O vice-presidente do PSB, Roberto Amaral, lamentou a perda, definindo-a como ''terrível e muito grave'', principalmente neste período de crise em que a presença de Arraes era imprescindível.

Nascido em Araripe, no Ceará, formado em Direito, fez vida pública em Pernambuco. O primeiro cargo de expressão, ainda nos anos 40, foi o de secretário estadual de Fazenda do governador Barbosa Lima Sobrinho. A carreira política começoufoi no antigo Partido Social Democrático, em 1950, quando se candidatou a deputado estadual e ficou como suplente, assumindo depois o mandato. Conseguiu se reeleger em 54 e 58. Em 59, ganhou a eleição para prefeito de Recife.

Foi nesse momento que mostrou a face de administrador voltado sobretudo para a população desfavorecida. Uma espécie de precursor do orçamento participativo, pois discutia antes com as comunidades interessadas as medidas que queria implantar.

Apesar da personalidade retraída e de nunca ter sido um grande orador, no início dos anos 60, Arraes já alcançara prestígio na corrente ''progressista'' da política brasileira. Em 61, pronunciou-se a favor da posse de João Goulart e contra a implantação do parlamentarismo. Em 62, elegeu-se governador de Pernambuco pelo obscuro Partido Social Trabalhista (PST), embora contasse com o apoio das correntes de esquerda do Estado, incluindo os comunistas. Fez um governo centrado em medidas sociais, convergindo na proteção dos trabalhadores rurais.

Sua fama de líder popular fez sombra aos dois principais chefes trabalhistas, o presidente João Goulart e Leonel Brizola. Antes de dar uma guinada à esquerda, no fim do seu governo, Goulart chegou a ser criticado por Arraes, que o considerava subserviente a grupos conservadores.

Em Pernambuco, sucessivas greves, sobretudo de trabalhadores rurais, provocavam reação militar em fins de 63. Pouco antes do movimento militar de 31 de março, a situação no Estado se deteriorou, quando empresários de vários setores ameaçaram paralisar atividades econômicas se não terminasse a greve de 300 mil trabalhadores rurais, que protestavam contra o não cumprimento das leis previdenciárias no campo. Jango cogitou intervir em Pernambuco. Arraes convenceu os grevistas a encerrar a greve.

Os militares interromperam sua carreira política.

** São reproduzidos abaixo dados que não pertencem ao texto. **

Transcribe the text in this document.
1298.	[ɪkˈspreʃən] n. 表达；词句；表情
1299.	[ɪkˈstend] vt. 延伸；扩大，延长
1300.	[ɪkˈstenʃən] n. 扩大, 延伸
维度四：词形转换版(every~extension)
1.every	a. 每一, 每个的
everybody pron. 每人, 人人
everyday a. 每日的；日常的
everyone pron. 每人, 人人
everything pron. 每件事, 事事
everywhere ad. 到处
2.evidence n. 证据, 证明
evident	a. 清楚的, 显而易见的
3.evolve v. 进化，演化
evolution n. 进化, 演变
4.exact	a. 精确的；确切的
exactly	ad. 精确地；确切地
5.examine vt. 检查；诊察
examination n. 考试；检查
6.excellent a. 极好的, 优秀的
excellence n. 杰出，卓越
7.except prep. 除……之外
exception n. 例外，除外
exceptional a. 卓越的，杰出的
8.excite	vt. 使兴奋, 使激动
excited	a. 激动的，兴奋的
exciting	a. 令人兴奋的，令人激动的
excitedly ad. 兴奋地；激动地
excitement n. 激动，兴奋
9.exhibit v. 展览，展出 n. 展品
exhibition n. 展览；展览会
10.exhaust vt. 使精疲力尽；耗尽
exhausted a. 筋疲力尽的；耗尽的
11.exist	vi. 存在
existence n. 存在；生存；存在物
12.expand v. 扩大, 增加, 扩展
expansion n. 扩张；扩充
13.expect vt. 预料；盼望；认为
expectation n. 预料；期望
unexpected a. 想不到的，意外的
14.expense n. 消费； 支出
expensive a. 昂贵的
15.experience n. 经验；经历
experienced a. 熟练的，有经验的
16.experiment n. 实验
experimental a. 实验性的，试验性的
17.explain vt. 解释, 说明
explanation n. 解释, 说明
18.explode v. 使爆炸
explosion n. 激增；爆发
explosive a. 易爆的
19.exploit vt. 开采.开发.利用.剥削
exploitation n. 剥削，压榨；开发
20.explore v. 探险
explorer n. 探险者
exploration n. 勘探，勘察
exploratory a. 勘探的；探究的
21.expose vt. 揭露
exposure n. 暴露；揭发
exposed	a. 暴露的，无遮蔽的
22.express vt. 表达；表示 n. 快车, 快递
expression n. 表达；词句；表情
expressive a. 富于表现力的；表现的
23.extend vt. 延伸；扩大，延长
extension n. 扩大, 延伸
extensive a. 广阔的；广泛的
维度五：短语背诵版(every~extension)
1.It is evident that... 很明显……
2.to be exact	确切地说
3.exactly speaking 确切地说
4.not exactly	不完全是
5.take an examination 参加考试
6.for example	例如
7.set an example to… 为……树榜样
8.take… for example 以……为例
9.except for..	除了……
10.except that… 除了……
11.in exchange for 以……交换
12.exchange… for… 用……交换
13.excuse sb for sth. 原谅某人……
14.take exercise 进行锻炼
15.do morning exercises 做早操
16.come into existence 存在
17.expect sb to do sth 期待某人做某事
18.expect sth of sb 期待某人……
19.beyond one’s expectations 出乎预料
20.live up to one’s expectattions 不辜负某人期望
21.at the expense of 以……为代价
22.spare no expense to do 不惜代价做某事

Preso no dia do golpe, recuperou a liberdade mais de um ano depois, quando se exilou na Argélia. Retornaria ao Brasil em 15 de setembro de 1979, recebido por cerca de mil pessoas no Galeão.

Em 82, elegeu-se deputado federal (PMDB-PE). Defensor das eleições diretas, foi um dos primeiros a apoiar Tancredo Neves para sucessão de Figueiredo. Na sua segunda fase, como líder político, Arraes mostrou face mais moderada, propensa a alianças com forças conservadoras. Na disputa a ao governo de Pernambuco, em 86, aliou-se a alguns desses setores no Estado e se elegeu. Mostrou um perfil administrativo, criticado pelos adversários.

Já no PSB, conseguiu se eleger de novo governador, em 1994. Obteve também mais dois mandatos de deputado federal: 1991-1994 e 2003-2006.

O presidente da Câmara, Severino Cavalcante, (PP), ressaltou a importância de Arraes na crise político brasileiro:

- Homens como ele nos fazem entender que o importante na luta é a convicção de ideais e a busca incessante pelo cumprimento daquilo em que acreditamos. Torna-se ainda mais penosa a perda de Arraes no momento político que atravessamos. Sua presença sempre foi referencial para a ética entre os homens públicos.

Renan Calheiros (PMDB-AL), também lamentou a morte de Arraes nesses tempos de ambiente político conturbado:

- Nesse momento de crise, de disputa política óbvia, de discussão sobre a legitimidade dos mandatos e da própria representação, pessoas como Miguel Arraes vão fazer muita falta. Como homem ponderado e equilibrado que era, poderia ajudar na construção de uma saída para esse momento que vivemos.